Retraining Muscle

Why building muscle is easier the second time around

When you first begin training, it may seem like it takes longer than you would like to notice gains in strength. Fortunately, there is a scientifically verified phenomenon that allows our muscles to be retrained at a faster rate than they were trained at initially. This means that once you get over the hurdle of training for the first time, you will be able to increase strength more quickly with subsequent training. This is great news for anyone who's taken a couple weeks off from time to time! While increase in muscle size may not be affected differently, regaining your strength actually is easier the second time around.


Here's What Happens

When you train your muscles, new myonuclei are formed within the muscle fiber. Each fiber can develop multiple nuclei. When you stop training for an extended period of time (a few days or weeks), protein degradation exceeds protein synthesis, and muscle atrophy occurs.
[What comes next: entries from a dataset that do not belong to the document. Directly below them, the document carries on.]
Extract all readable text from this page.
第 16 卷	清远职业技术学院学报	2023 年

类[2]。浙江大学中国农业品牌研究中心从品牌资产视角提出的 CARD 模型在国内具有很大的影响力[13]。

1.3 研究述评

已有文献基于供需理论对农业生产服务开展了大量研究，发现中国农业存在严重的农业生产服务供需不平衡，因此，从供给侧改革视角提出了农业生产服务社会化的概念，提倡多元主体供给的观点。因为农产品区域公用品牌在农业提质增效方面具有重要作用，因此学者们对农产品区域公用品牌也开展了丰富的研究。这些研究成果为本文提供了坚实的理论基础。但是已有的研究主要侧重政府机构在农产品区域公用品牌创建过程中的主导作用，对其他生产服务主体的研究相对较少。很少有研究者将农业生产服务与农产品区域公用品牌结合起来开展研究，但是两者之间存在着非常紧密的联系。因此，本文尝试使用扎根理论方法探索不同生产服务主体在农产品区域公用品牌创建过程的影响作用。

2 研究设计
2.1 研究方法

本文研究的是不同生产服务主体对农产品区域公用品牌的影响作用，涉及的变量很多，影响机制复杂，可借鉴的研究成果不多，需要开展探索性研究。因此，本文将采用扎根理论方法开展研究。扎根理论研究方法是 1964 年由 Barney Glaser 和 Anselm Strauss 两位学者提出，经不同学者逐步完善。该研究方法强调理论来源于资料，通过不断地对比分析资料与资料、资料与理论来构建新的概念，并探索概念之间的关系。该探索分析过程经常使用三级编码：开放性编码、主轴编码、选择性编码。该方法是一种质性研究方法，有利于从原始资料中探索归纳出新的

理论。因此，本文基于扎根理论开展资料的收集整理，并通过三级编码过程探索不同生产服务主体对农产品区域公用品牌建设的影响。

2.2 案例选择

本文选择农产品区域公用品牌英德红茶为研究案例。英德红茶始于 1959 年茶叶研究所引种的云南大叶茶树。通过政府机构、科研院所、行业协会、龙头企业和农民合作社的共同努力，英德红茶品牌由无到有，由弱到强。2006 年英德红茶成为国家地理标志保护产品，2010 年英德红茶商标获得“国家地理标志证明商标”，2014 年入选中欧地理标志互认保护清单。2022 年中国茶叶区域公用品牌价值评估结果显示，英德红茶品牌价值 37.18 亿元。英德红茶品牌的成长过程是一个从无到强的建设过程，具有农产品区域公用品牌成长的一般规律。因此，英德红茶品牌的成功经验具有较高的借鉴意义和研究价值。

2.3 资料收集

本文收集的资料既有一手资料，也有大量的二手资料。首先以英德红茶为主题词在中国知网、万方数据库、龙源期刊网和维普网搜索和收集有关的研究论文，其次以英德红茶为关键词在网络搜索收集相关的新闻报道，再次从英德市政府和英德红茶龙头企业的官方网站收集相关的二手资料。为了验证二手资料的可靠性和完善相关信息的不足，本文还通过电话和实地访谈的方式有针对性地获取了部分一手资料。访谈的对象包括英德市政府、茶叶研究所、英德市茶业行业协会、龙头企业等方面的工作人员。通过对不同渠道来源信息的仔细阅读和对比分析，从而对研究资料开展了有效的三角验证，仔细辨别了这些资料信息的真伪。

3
This atrophy causes your muscles to decrease in size, however no myonuclei are lost. When training begins again, the step of adding new nuclei can be skipped because they are already available in the fiber and are ready to synthesize muscle protein.So, you are able to regain the same level of strength more quickly once those myonuclei exist.

This is advantageous for another important reason aside from just knowing that you can recover from your set-backs more quickly. Scientists have found that the ability to create muscle nuclei is significantly lower in the elderly. Developing more myonuclei through strength training at a younger age can decrease muscle atrophy, helping you maintain strength as you age.

What this means

All is not lost after a minor setback! Once you lay the foundation for strength, your body will more readily regain the strength that you once had. Also, strength training early is imperative to your health throughout your life because developing the nuclei in your muscles that facilitate gains in strength will be more difficult at a later age.